The Age of Miracles by Karen Thompson Walker
Julia, a young Californian girl is approaching her 12th birthday when the world’s rotation begins to slow. With days and nights growing longer and longer this becomes known as The Slowing.
I don’t know what I was expecting with The Age of Miracles, but it sure wasn’t a coming of age story. I wasn’t expecting a slow-moving story where not a lot really happens considering the ramifications of the world’s day and night cycle growing longer. But you know what?
I loved it!
The story unfolds from the perspective of Julia, an 11-year old, Californian girl and her trials and tribulations of dealing with feeling lonely, fitting in at middle school, and dealing with her crush on a boy called Seth. It’s the usual stuff of fake friends, fitting in and first love. Julia’s world is changing, not only because of the The
The science of The Age of Miracles isn’t exactly watertight, and I did find myself asking a lot of “What about…?” questions. However, I didn’t find this lessened my enjoyment.
The gradual creep of the dying Earth is poignant with birds falling from the sky, tides changing, and eventually, all vegetation dying.
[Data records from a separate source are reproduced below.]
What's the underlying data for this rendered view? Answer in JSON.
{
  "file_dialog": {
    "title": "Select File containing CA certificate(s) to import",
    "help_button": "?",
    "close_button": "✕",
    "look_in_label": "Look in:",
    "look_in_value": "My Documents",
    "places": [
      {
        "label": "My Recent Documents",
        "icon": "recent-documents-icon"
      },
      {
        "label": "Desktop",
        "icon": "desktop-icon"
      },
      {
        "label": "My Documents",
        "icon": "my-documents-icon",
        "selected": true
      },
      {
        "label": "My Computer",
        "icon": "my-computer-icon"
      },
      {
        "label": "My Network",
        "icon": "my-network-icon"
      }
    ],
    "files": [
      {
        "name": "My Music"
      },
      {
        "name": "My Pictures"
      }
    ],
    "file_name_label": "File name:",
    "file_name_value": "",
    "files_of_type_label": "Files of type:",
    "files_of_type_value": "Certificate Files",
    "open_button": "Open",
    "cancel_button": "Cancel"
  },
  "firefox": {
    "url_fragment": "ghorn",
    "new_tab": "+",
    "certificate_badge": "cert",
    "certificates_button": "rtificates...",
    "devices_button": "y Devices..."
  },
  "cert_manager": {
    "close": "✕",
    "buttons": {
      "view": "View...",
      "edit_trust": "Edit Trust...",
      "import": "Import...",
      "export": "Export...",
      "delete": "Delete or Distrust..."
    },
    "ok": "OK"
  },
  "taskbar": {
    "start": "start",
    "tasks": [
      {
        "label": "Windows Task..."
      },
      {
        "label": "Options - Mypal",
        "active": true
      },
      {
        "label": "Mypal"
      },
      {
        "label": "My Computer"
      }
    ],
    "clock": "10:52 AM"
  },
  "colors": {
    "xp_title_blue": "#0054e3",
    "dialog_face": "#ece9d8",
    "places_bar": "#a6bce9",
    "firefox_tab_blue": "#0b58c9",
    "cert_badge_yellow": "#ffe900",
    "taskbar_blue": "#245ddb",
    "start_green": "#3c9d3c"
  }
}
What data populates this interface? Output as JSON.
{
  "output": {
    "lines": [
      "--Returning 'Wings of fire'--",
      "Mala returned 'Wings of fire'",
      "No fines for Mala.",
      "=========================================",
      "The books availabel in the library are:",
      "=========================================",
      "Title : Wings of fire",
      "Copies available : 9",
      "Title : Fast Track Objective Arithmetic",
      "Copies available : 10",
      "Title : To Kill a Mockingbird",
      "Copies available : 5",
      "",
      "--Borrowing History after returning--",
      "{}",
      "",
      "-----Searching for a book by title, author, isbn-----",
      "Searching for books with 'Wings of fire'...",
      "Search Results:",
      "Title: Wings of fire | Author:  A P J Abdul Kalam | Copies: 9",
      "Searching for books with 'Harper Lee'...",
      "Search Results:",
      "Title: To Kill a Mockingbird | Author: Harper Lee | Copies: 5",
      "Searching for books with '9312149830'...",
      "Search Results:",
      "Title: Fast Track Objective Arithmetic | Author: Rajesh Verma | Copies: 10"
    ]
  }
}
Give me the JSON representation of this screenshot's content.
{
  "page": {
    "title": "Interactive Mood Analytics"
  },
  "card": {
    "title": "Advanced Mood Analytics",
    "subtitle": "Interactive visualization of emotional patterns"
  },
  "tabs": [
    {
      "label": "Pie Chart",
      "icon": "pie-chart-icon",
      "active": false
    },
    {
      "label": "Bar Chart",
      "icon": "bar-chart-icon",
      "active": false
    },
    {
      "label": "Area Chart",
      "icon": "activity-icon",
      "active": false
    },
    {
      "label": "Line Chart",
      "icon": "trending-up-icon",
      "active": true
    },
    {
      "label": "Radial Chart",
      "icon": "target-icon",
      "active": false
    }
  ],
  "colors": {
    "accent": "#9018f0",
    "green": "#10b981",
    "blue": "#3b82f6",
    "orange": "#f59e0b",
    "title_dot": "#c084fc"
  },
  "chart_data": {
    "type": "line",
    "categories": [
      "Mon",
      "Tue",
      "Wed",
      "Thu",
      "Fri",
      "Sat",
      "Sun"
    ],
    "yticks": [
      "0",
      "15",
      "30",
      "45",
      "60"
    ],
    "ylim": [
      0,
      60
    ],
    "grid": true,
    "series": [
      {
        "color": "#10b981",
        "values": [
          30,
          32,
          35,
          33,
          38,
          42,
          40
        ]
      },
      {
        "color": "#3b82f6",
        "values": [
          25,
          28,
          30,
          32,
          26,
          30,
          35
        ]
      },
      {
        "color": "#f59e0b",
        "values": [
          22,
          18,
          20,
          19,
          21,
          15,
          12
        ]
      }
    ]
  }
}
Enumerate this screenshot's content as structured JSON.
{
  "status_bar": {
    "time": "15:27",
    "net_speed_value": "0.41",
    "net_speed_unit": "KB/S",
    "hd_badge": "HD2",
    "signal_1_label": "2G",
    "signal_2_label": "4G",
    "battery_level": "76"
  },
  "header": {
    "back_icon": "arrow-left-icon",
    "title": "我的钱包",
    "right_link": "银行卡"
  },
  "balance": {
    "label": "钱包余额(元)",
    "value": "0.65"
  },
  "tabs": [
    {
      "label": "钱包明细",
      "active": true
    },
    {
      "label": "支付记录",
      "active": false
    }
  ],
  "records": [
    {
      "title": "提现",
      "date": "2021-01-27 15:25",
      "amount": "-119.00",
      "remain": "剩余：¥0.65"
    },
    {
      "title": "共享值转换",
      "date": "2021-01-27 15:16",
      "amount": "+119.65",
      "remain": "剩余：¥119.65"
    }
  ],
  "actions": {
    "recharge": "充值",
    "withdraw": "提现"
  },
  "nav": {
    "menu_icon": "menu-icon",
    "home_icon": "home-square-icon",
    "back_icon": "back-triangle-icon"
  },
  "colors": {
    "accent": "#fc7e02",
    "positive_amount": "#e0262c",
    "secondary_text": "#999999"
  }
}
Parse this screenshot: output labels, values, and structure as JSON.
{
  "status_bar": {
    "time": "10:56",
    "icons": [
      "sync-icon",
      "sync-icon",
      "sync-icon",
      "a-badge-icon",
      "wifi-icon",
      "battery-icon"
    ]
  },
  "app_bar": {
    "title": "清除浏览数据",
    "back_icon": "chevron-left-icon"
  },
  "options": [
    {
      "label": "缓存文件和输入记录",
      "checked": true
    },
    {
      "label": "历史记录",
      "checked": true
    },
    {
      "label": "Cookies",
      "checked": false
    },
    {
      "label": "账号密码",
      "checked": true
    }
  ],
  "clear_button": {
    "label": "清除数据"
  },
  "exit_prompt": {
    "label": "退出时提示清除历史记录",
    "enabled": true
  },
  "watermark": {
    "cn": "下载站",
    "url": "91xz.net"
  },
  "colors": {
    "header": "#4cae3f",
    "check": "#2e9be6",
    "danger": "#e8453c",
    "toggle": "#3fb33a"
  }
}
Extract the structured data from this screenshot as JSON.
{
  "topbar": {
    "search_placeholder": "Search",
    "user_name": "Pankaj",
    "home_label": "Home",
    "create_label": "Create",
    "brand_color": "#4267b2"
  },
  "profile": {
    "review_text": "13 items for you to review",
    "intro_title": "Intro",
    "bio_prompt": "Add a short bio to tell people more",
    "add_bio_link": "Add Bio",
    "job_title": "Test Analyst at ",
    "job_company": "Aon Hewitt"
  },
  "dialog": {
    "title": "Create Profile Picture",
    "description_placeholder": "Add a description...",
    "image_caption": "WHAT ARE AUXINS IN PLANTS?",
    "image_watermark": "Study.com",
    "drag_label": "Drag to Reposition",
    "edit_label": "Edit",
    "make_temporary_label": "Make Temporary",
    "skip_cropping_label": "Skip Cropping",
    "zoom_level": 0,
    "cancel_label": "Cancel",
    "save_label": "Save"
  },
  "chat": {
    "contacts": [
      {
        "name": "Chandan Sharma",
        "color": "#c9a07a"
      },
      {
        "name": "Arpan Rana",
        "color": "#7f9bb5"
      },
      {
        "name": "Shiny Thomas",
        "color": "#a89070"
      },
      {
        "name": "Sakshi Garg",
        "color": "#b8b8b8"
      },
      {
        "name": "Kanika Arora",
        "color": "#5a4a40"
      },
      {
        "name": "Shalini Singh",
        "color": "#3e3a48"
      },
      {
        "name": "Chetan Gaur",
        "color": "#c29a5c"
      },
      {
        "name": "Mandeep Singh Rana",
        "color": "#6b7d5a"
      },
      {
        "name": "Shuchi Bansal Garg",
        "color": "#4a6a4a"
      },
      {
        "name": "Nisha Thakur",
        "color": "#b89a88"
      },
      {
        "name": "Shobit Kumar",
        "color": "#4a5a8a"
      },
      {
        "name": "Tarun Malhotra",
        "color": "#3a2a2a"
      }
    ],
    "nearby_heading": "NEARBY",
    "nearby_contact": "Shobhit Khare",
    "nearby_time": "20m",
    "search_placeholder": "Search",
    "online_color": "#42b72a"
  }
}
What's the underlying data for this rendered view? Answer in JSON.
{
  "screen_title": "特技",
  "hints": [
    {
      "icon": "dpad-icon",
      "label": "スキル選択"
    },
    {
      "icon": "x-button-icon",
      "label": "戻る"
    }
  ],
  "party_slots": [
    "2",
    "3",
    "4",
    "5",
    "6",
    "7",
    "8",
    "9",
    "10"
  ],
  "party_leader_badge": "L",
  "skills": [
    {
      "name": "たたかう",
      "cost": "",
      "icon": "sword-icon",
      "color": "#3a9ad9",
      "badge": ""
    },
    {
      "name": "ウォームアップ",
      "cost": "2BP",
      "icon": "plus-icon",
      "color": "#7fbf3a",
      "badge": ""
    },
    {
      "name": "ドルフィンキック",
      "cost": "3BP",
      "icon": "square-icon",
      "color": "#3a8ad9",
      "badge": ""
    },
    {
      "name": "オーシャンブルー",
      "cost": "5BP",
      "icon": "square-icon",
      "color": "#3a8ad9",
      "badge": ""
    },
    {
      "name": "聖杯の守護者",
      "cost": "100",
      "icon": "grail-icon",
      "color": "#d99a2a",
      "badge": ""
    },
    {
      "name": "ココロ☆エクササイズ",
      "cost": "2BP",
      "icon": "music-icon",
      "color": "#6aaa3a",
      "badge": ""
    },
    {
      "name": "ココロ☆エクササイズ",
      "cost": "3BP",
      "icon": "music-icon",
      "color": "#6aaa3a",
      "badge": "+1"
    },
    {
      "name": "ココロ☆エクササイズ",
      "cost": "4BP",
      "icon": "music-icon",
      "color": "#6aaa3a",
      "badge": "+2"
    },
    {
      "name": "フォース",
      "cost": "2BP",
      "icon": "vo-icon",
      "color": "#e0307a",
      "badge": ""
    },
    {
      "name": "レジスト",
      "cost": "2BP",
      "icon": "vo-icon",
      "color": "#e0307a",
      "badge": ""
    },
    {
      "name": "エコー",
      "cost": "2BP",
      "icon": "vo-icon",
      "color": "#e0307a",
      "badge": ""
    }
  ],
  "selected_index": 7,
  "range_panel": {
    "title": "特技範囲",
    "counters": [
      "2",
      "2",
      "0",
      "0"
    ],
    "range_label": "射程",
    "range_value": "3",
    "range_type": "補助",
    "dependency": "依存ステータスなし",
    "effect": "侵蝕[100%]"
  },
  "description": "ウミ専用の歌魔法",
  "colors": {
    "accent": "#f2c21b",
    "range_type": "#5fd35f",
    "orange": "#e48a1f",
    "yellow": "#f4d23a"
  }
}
I couldn’t help thinking of T. S. Eliot’s quote: “This is the way the world ends, not with a bang, but with a whimper”
The chaos that the Slowing brings is hinted at with the mentions of increased murder rates and violent crime, but everyone around Julia seems to be very calm in accepting their impending doom. Food stocks don’t seem to run out quickly and there isn’t the expected chaos at the supermarkets — indeed, Julia’s mother always manages to come home with a few more tins of food for the store. There soon becomes a gulf between the government-backed Clock-timers, and the fringe Real-timers which I found interesting, but again, there was little actual conflict between the two groups.
The Age of Miracles had such a dreamy feel as if the book itself was suffering from the confusion that an insanely long day/night cycle would bring. I found it odd how they steadfastly continued to live normal lives in the face of such extremely abnormal conditions. In many ways I found it to be an indictment of our society — ignoring the reality of our planet’s issues in order to progress the economy. Plodding on in vain. Attempting business as usual in spite of radical changes to the world.
The Age of Miracles is an apocalyptic tale without an apocalyptic plot. For that reason some will love it and some will hate it. Like I said, I loved it and one day will return to the book to relive the hazy, dreamy experience.